J’ai découvert jeudi ce grand titre en Une de Libération en prenant le métro, un des passagers tenant le journal grand ouvert en face de moi. Au-delà de la polémique illustrée par ce titre, je me suis fait la remarque que la presse ne contribuait pas vraiment à faire comprendre l’économie à ses lecteurs !
Le MEDEF s’est choisi un patron de combat et on peut estimer qu’il en demande toujours plus. Mais dans ce domaine, il ne se comporte guère différemment que d’autres groupes de pression : la CGT au hasard, ou ces adversaires des gaz de schistes qui proclament leur méfiance au moment même où le Conseil Constitutionnel vient de rendre un arrêt qui va dans leur sens. C’est sans doute la logique de fonctionnement des organisations qui représentent un seul groupe d’intérêt, en particulier dans notre monde médiatique.
Mais on pourrait attendre d’un journal qui, bien que se positionnant clairement à gauche, ne se veut pas (ou plus) uniquement militant, qu’il donne des clés de lecture à ses lecteurs plutôt que de les renforcer dans des convictions qui ne leur font pas comprendre les enjeux actuels.
La réalité conjoncturelle est que depuis plus de 3 ans, la part des entreprises dans la valeur ajoutée se situe à un niveau dangereux pour l’économie de notre pays.
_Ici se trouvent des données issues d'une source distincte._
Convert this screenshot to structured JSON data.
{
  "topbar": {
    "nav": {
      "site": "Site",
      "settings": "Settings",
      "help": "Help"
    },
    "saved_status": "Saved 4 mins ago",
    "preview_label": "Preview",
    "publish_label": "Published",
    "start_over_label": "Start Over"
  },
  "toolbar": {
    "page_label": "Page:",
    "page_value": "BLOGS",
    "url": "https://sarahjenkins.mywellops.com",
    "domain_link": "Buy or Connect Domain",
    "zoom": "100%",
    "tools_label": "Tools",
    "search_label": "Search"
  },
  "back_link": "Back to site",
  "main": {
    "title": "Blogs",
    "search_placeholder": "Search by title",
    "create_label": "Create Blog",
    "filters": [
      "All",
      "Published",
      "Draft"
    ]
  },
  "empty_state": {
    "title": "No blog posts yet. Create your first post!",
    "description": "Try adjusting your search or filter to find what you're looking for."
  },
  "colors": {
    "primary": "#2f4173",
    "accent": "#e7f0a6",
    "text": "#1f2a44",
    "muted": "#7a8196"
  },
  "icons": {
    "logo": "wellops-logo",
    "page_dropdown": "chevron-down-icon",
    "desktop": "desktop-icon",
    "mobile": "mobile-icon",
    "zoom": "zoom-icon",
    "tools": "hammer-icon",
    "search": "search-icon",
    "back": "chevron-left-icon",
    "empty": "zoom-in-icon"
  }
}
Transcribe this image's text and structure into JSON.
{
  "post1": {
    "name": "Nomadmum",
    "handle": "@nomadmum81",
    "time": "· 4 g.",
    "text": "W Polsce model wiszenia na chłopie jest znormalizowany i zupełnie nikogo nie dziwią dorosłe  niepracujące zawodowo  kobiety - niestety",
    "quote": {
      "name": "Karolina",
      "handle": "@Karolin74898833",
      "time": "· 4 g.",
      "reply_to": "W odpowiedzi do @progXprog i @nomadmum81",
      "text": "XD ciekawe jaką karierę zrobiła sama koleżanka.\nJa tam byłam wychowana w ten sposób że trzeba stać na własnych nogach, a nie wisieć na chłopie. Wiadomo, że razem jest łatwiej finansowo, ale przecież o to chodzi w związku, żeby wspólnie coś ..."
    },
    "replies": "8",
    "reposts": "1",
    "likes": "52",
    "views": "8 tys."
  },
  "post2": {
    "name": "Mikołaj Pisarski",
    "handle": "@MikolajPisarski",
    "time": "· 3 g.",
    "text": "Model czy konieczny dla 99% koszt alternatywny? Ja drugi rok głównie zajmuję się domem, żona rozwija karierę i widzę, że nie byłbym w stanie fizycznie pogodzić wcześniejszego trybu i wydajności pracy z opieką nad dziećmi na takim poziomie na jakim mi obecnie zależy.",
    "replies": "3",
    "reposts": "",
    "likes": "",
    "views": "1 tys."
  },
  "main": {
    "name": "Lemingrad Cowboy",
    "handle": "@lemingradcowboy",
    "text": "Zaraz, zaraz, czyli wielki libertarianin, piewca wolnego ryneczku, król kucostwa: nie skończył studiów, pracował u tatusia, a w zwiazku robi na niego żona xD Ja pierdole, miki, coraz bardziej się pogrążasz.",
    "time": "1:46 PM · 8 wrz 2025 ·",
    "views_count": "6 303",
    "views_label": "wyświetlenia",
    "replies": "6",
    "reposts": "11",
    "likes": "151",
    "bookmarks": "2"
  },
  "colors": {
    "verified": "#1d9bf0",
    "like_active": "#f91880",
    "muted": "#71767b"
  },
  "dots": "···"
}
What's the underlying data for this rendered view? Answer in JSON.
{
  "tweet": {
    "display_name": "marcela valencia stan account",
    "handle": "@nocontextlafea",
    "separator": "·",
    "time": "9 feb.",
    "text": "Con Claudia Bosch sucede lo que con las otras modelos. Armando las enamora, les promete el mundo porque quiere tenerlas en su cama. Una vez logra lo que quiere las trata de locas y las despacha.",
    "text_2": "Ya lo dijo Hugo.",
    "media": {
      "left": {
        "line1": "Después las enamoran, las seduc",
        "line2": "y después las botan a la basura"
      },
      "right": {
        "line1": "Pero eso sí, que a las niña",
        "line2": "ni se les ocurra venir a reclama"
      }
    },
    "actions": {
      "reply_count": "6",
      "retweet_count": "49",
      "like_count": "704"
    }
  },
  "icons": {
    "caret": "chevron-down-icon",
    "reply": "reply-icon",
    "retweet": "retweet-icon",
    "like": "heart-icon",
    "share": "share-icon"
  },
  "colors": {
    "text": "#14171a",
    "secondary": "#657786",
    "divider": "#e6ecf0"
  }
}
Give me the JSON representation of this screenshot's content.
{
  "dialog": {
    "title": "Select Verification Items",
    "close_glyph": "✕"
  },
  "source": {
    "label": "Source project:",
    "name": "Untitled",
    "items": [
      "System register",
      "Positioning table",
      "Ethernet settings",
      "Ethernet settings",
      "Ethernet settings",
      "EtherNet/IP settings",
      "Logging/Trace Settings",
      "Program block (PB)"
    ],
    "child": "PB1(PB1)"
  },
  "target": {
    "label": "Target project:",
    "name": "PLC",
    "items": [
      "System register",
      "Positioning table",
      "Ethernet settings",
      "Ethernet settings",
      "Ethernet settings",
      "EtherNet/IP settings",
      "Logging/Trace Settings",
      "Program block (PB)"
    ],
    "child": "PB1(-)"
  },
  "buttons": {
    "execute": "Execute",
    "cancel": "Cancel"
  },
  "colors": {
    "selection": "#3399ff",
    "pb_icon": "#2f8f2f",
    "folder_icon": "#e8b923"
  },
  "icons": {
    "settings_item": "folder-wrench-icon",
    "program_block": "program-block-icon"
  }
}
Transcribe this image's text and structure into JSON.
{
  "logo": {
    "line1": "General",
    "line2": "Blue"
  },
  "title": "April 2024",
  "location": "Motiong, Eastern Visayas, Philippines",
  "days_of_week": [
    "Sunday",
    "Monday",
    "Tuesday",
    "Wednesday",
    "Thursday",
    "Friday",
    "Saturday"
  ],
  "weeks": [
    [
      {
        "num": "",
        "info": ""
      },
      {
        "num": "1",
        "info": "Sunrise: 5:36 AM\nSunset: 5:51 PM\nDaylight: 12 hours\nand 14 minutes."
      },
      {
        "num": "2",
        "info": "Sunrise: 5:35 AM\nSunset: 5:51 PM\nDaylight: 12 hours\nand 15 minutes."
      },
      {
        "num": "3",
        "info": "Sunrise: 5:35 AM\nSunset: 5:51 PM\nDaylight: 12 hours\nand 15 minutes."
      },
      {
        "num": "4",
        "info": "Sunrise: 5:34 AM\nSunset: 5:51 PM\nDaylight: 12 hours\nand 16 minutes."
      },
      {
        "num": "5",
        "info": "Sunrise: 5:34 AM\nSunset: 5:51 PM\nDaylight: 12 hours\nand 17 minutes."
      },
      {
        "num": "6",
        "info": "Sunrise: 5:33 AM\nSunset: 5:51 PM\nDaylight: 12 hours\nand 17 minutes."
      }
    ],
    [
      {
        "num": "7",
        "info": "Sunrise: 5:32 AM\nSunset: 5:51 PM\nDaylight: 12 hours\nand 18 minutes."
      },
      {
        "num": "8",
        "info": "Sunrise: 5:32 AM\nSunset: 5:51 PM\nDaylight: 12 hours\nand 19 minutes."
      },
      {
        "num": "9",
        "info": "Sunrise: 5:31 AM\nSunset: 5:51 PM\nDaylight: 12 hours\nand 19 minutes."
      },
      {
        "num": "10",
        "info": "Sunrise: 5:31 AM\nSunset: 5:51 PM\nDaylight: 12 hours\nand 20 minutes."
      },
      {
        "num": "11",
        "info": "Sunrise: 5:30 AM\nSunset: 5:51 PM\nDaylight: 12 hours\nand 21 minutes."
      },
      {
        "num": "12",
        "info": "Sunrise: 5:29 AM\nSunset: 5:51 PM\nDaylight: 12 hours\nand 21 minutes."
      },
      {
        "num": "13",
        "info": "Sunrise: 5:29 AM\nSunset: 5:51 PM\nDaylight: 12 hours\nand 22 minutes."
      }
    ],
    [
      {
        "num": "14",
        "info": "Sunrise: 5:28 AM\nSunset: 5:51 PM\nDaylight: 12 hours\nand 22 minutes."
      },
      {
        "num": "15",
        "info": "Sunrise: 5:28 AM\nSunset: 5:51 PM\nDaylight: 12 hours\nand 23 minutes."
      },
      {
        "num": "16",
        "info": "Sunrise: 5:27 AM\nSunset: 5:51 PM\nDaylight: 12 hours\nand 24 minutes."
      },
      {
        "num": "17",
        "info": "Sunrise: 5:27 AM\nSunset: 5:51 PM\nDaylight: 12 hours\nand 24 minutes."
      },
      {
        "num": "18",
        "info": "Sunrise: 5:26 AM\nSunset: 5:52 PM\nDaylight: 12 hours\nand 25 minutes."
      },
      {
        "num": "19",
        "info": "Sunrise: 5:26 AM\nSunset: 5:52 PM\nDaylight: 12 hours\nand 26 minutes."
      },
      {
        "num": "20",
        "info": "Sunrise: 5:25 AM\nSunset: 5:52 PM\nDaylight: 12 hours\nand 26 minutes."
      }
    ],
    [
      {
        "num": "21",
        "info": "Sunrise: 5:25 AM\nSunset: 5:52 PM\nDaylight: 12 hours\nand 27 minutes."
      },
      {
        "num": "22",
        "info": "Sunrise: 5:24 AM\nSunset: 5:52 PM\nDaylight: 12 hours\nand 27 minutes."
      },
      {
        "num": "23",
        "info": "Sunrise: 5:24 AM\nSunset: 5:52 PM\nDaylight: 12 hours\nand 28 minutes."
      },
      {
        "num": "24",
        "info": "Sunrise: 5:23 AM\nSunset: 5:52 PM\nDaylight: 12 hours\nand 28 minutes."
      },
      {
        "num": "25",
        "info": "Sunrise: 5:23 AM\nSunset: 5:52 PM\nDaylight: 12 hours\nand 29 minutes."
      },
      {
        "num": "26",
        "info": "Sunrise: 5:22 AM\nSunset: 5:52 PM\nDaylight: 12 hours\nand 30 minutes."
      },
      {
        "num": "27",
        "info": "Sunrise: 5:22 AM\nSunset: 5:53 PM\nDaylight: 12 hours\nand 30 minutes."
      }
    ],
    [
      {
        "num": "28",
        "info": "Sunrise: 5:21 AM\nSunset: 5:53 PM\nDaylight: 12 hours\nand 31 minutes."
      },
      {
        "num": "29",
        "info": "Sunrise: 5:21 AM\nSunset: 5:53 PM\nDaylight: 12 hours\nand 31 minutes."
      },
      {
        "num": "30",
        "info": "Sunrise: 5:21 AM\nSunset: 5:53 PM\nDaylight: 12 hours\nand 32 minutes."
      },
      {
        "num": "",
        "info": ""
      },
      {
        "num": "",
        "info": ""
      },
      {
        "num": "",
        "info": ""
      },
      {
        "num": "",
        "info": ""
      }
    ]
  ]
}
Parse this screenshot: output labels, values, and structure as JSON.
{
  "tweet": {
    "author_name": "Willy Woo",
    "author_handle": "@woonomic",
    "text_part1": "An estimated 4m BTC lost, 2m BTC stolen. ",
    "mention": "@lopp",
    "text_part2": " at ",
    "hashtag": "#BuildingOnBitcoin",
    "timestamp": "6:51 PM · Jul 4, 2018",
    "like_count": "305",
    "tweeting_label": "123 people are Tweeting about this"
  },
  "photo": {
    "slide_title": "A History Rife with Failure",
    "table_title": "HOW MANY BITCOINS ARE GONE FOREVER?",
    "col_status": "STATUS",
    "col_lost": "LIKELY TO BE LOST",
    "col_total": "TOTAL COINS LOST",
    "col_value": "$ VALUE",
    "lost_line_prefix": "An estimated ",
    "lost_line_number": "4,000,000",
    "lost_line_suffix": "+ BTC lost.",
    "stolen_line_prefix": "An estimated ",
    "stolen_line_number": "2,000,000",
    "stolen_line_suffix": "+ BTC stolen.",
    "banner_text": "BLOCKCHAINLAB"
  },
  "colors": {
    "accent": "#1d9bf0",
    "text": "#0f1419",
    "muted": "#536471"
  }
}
Rappelons qu’une situation du même type (mais avec un niveau encore plus dangereux, c’est-à-dire un écart avec la moyenne historique deux fois plus important) s’est prolongée au tournant des années 80, ce qui a augmenté de 1.5 millions le nombre de chômeurs, avant que le plan Delors Mauroy ne rétablisse le niveau de marge des entreprises, et que le pays se mette de nouveau à créer des emplois en 1985.
Mais on sait que les journaux se focalisent sur les enjeux politiques en occultant les enjeux économiques, comme si les deux n’étaient pas connectés. En faisant une lecture uniquement politique de l’attitude du MEDEF, Libération n’informe pas correctement ses lecteurs.
A noter que parmi les revendications patronales, il en est une autre de pur bon sens mais qui ne sera malheureusement sans doute pas écoutée, celle d’une stabilité des règles. Quand on sait que l’incertitude est une des raisons majeures du non investissement…
Il y a presque une dizaine d’années, le regretté Bernard Brunhes me racontait qu’un ministre du travail en exercice lui avait demandé ce qu’il lui conseillait de faire. Il lui avait répondu : rien pendant deux ans ! D’une part parce que les décideurs ont effectivement besoin de ne pas changer les régles en permanence. D’autre part, parce qu’il faut du temps pour qu’une mesure soit communiquée, expliquée, diffusée, comprise et puisse donner des effets.